A master limited partnership company has two types of ownership. The general partner portion is held by the company controlling the business of the MLP. The general partner makes all of the decisions about company operations. Limited partner investors have no say in the running of the company. Limited partners do not have voting rights like corporate shareholders. Limited partners participate in the profits and some of the business write-offs of the MLP. The traded shares of an MLP are limited partner units.
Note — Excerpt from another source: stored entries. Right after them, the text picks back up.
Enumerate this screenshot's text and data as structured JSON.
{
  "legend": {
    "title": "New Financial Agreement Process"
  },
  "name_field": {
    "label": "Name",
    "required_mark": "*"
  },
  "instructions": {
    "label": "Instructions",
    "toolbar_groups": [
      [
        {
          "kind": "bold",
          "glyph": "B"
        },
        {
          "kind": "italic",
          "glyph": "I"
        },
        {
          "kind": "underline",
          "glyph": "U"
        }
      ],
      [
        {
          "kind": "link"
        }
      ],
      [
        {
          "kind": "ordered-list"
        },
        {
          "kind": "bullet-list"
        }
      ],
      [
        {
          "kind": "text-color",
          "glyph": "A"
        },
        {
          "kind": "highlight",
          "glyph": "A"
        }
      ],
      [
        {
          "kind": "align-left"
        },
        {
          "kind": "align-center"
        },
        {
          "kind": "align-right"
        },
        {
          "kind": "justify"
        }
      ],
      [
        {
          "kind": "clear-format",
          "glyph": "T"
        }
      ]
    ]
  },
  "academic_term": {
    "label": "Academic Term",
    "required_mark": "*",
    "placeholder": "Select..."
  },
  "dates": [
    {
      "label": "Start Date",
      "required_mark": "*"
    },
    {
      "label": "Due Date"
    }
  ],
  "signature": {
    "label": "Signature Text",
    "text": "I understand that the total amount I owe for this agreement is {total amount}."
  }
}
The terminology of MLP investing is different from when you buy shares of a corporation. You own limited partner units of an MLP, not shares. The earnings payouts are called distributions, not dividends. The distributions paid to MLP limited partner unit holders -- investors -- represent the limited partners' shares of the MLP cash flow, including income, depreciation and return of capital. Investing in an MLP is technically becoming a partner in the business. MLP units are bought and sold just like corporate stock shares.
Types of MLP Businesses
The use of the MLP business structure is most prevalent in the energy sector. MLP companies include crude oil, natural gas and refined energy product pipeline companies, and oil and gas exploration and production companies. Other business sectors that use MLP structure include chemical manufacturing plants, energy refining and storage, natural resources, retail propane sales and a handful of financial services companies. If a company has the words "partners" or "LP" included in its name, it is probably one of the approximately 100 MLP companies trading on the U.S. stock exchanges.
MLP Investing and Taxes
As partnerships, most MLP companies issue a Schedule K-1 form to investors instead of the 1099-DIVs sent out by corporations. The K-1 from an MLP will break down the distributions paid into categories such as ordinary income, capital gains and depreciation. Much of the K-1 income received from an MLP might not be taxable income, but instead reduces the cost basis of the units owned by an investor. MLP K-1 income requires the completion of several extra tax forms compared with regular dividend income.